Ci sono film che si guardano, altri che si ascoltano, e pochissimi che si vivono come una ferita. The Voice of Hind Rajab appartiene a quest’ultima categoria. Alla Mostra di Venezia, il film di Kaouther Ben Hania ha trasformato la Sala Grande in un coro unanime di applausi e lacrime, dimostrando che il cinema, quando rinuncia alla retorica, può diventare memoria viva e testimonianza incancellabile.

29 gennaio 2024, Gaza. Una bambina di sei anni, Hind, è intrappolata in un’auto crivellata dai colpi, sepolta dai corpi dei suoi familiari. Con un telefono in mano, chiama aiuto. Dall’altra parte della linea, un gruppo di volontari della Mezzaluna Rossa cerca disperatamente di guidarla, di consolarla, di mantenerla legata al mondo. Ma il tempo corre, la burocrazia si fa muro, la guerra incombe come un silenzio insormontabile. L’unico filo che resta è la sua voce: fragile, insistente, impossibile da ignorare.

Ben Hania ci chiude dentro quelle stanze, lontani dal fragore della guerra, ma vicinissimi al cuore della tragedia. Non vediamo l’orrore, lo ascoltiamo. Il film non mostra le bombe né le macerie, ma affida tutto alla forza di una voce e alle reazioni di chi la ascolta. È un cinema claustrofobico e necessario, che trasforma l’attesa in un incubo collettivo, un tempo sospeso che diventa metafora dell’impotenza umana.

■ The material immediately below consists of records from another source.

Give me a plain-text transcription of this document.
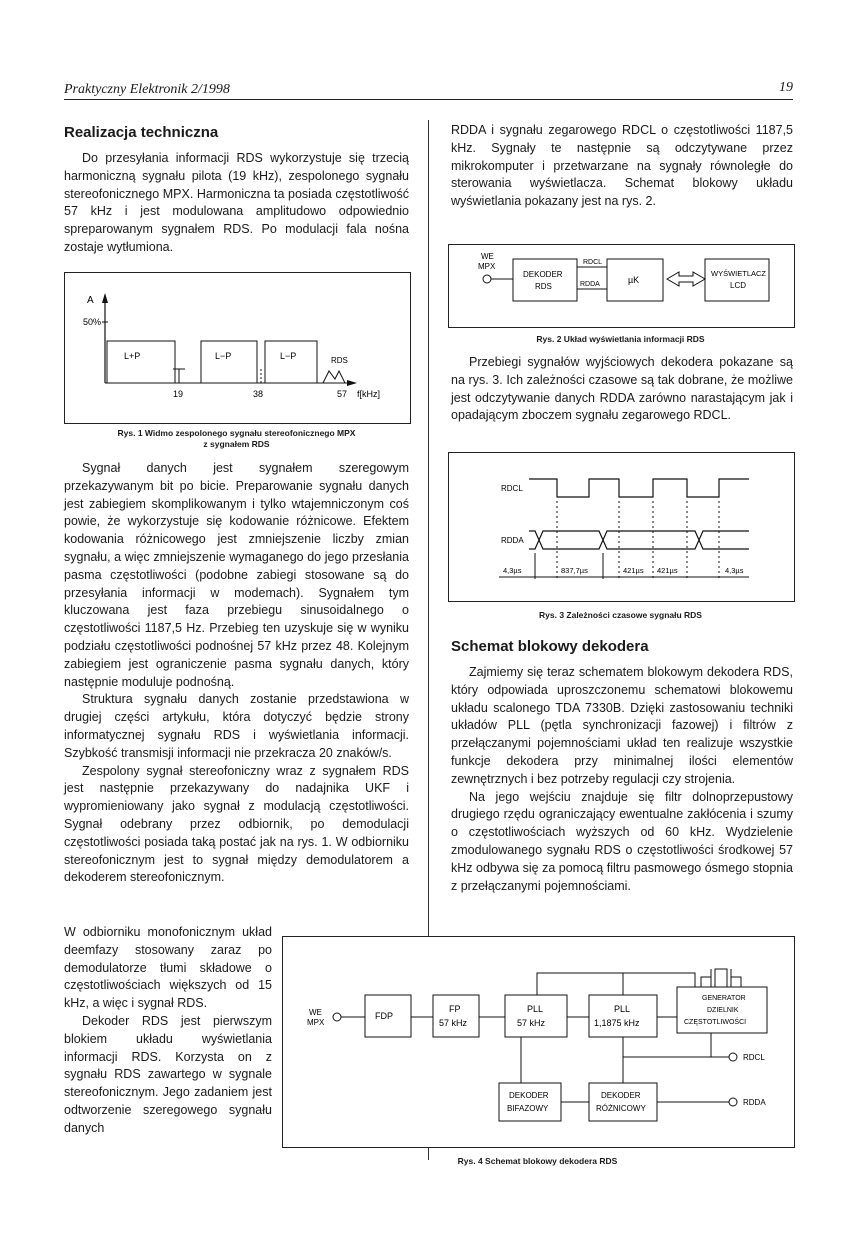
Praktyczny Elektronik 2/1998	19
Realizacja techniczna

Do przesyłania informacji RDS wykorzystuje się trzecią harmoniczną sygnału pilota (19 kHz), zespolonego sygnału stereofonicznego MPX. Harmoniczna ta posiada częstotliwość 57 kHz i jest modulowana amplitudowo odpowiednio spreparowanym sygnałem RDS. Po modulacji fala nośna zostaje wytłumiona.

A
50%
L+P	L−P	L−P	RDS
19	38	57 f[kHz]
Rys. 1 Widmo zespolonego sygnału stereofonicznego MPX
z sygnałem RDS

Sygnał danych jest sygnałem szeregowym przekazywanym bit po bicie. Preparowanie sygnału danych jest zabiegiem skomplikowanym i tylko wtajemniczonym coś powie, że wykorzystuje się kodowanie różnicowe. Efektem kodowania różnicowego jest zmniejszenie liczby zmian sygnału, a więc zmniejszenie wymaganego do jego przesłania pasma częstotliwości (podobne zabiegi stosowane są do przesyłania informacji w modemach). Sygnałem tym kluczowana jest faza przebiegu sinusoidalnego o częstotliwości 1187,5 Hz. Przebieg ten uzyskuje się w wyniku podziału częstotliwości podnośnej 57 kHz przez 48. Kolejnym zabiegiem jest ograniczenie pasma sygnału danych, który następnie moduluje podnośną.

Struktura sygnału danych zostanie przedstawiona w drugiej części artykułu, która dotyczyć będzie strony informatycznej sygnału RDS i wyświetlania informacji. Szybkość transmisji informacji nie przekracza 20 znaków/s.

Zespolony sygnał stereofoniczny wraz z sygnałem RDS jest następnie przekazywany do nadajnika UKF i wypromieniowany jako sygnał z modulacją częstotliwości. Sygnał odebrany przez odbiornik, po demodulacji częstotliwości posiada taką postać jak na rys. 1. W odbiorniku stereofonicznym jest to sygnał między demodulatorem a dekoderem stereofonicznym.

W odbiorniku monofonicznym układ deemfazy stosowany zaraz po demodulatorze tłumi składowe o częstotliwościach większych od 15 kHz, a więc i sygnał RDS.

Dekoder RDS jest pierwszym blokiem układu wyświetlania informacji RDS. Korzysta on z sygnału RDS zawartego w sygnale stereofonicznym. Jego zadaniem jest odtworzenie szeregowego sygnału danych

RDDA i sygnału zegarowego RDCL o częstotliwości 1187,5 kHz. Sygnały te następnie są odczytywane przez mikrokomputer i przetwarzane na sygnały równoległe do sterowania wyświetlacza. Schemat blokowy układu wyświetlania pokazany jest na rys. 2.

WE
MPX
DEKODER
RDS
RDCL
RDDA	µK
WYŚWIETLACZ
LCD
Rys. 2 Układ wyświetlania informacji RDS

Przebiegi sygnałów wyjściowych dekodera pokazane są na rys. 3. Ich zależności czasowe są tak dobrane, że możliwe jest odczytywanie danych RDDA zarówno narastającym jak i opadającym zboczem sygnału zegarowego RDCL.

RDCL
RDDA
4,3µs	837,7µs	421µs 421µs	4,3µs
Rys. 3 Zależności czasowe sygnału RDS
Schemat blokowy dekodera

Zajmiemy się teraz schematem blokowym dekodera RDS, który odpowiada uproszczonemu schematowi blokowemu układu scalonego TDA 7330B. Dzięki zastosowaniu techniki układów PLL (pętla synchronizacji fazowej) i filtrów z przełączanymi pojemnościami układ ten realizuje wszystkie funkcje dekodera przy minimalnej ilości elementów zewnętrznych i bez potrzeby regulacji czy strojenia.

Na jego wejściu znajduje się filtr dolnoprzepustowy drugiego rzędu ograniczający ewentualne zakłócenia i szumy o częstotliwościach wyższych od 60 kHz. Wydzielenie zmodulowanego sygnału RDS o częstotliwości środkowej 57 kHz odbywa się za pomocą filtru pasmowego ósmego stopnia z przełączanymi pojemnościami.

WE
MPX
FDP
FP
57 kHz
PLL
57 kHz
PLL
1,1875 kHz
GENERATOR
DZIELNIK
CZĘSTOTLIWOŚCI
RDCL
DEKODER
BIFAZOWY
DEKODER
RÓŻNICOWY
RDDA
Rys. 4 Schemat blokowy dekodera RDS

La scelta di utilizzare i veri file audio di quella telefonata è radicale, etica, sconvolgente: preserva l’autenticità del dolore senza mai tradurlo in spettacolo. Ogni parola di Hind si trasforma in un colpo al petto, ogni respiro diventa più eloquente di mille immagini. Lo spettatore si trova così a condividere lo stesso senso di impotenza dei soccorritori, intrappolato in un limbo dove speranza e disperazione si alternano senza tregua.

La regia, precisa e implacabile, non concede vie di fuga. I volti, le lacrime, i silenzi diventano il linguaggio universale di un dolore che non appartiene a una sola terra, ma all’intera umanità. The Voice of Hind Rajab è un film che non offre catarsi né sollievo: ci obbliga a ricordare, a non dimenticare, a non abbassare lo sguardo.

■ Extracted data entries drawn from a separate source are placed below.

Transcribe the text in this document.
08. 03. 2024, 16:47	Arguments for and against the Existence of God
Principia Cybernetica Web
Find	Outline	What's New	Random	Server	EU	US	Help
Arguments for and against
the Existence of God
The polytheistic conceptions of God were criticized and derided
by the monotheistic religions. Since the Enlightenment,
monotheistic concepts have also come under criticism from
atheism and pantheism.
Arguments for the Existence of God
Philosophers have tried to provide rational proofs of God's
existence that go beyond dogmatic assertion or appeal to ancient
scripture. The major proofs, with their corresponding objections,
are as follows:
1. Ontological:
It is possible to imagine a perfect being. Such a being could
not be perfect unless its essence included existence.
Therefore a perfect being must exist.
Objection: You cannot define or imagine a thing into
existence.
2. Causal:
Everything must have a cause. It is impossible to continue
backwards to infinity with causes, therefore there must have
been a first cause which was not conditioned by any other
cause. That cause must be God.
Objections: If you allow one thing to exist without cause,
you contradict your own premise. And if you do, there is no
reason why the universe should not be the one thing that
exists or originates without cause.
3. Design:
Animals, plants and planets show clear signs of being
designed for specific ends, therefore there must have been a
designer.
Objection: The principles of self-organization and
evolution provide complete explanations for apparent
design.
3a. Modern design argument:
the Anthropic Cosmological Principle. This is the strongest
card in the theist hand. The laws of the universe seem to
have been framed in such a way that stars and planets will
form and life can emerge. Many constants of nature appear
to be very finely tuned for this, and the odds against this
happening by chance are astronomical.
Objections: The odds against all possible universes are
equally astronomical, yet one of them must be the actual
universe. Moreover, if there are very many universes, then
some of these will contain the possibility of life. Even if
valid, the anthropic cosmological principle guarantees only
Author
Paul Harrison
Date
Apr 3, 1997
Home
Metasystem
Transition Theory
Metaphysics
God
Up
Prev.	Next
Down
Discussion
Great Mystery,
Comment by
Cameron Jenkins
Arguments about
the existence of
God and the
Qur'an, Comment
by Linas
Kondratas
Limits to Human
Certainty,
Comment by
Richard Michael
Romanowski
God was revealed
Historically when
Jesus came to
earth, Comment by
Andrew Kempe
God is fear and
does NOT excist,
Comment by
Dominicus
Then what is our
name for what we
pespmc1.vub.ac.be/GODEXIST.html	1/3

Non sorprende che a Venezia il film sia stato accolto con una standing ovation interminabile. The Voice of Hind Rajab non è soltanto cinema: è memoria, denuncia, atto politico e gesto poetico insieme. È la voce di una bambina che continua a parlare per tutti coloro che non possono più farlo. Una voce che risuona ancora, anche quando la sala si svuota e lo schermo si spegne.